Data is everywhere, zettabytes (10^21 bytes) of it. But is the data good data?
Most of the time it is not. And bad data comes with big consequences. Today we will learn about data quality. and understand when the data is good data when the data is bad data.
Data Quality and Issues:
Data must maintain some qualities to be good data. If one or more of them are missing then It is bad data. But it’s always not possible to get good data. Understanding the data thoroughly is very important in working with data. If bad data goes unnoticed then it must bring no good. Let’s see the qualities of data.
It is not possible to always get complete data. Sometimes you have to drop rows with missing values or sometimes just let it be. But either way you must understand if there is a pattern. Here is why
“The most important data is the data you don’t have” – Abraham Wald
Is the information both correct and precise? Without accurate data whole data analysis is wrong and this will lead to wrong decisions. So the source and the process of data collection must be reliable. And after collecting the data must be verified and examined.

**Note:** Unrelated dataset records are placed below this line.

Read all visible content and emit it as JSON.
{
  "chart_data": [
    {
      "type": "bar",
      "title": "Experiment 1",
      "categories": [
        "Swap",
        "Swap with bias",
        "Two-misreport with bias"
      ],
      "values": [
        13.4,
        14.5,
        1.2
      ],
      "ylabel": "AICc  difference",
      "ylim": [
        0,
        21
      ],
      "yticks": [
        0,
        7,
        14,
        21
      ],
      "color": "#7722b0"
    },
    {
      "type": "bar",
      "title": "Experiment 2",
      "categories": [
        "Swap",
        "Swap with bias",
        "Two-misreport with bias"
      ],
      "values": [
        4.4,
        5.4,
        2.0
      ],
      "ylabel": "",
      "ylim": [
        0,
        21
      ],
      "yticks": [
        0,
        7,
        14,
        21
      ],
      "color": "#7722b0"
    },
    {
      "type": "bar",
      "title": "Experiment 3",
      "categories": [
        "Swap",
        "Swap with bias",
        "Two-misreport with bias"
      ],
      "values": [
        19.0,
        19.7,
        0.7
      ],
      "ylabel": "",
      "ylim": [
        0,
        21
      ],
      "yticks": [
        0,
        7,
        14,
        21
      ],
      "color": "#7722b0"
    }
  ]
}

Something wrong in the table above. We humans can easily understand it when it is a small data set. But when the data set is overwhelmingly big or we directly feed it to the machine there will be a faulty model. So there must be a process of checking the uniformity.

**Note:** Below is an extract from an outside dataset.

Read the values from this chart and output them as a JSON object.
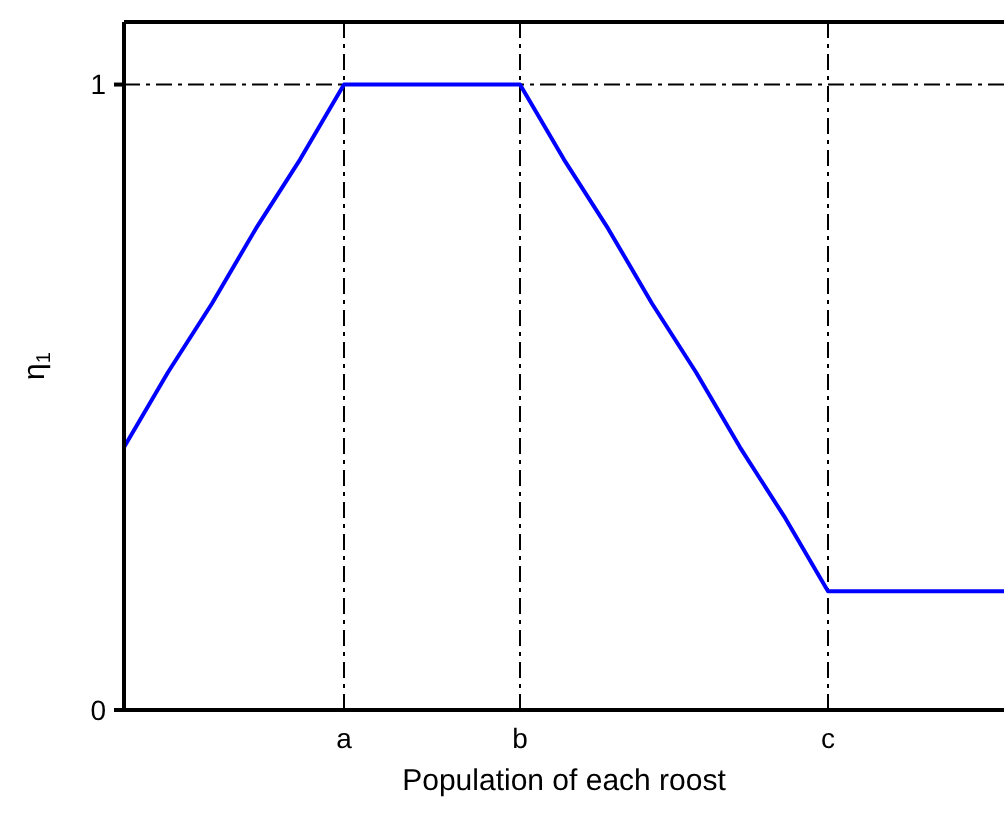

Repetition of data will lead the analysis to wrong conclusion because the model will be over-fitted to some samples. You need to understand the columns to remove the duplicate rows.
When the data was collected and when the data is valid for. Is your information up to date? Imagine you use a database say for a student council election campaigning only to find that most of the contacts of that database are a couple of years old.
There’s a saying that Data scientists spend 80% of their time preparing data.
This stage is very important for good quality data.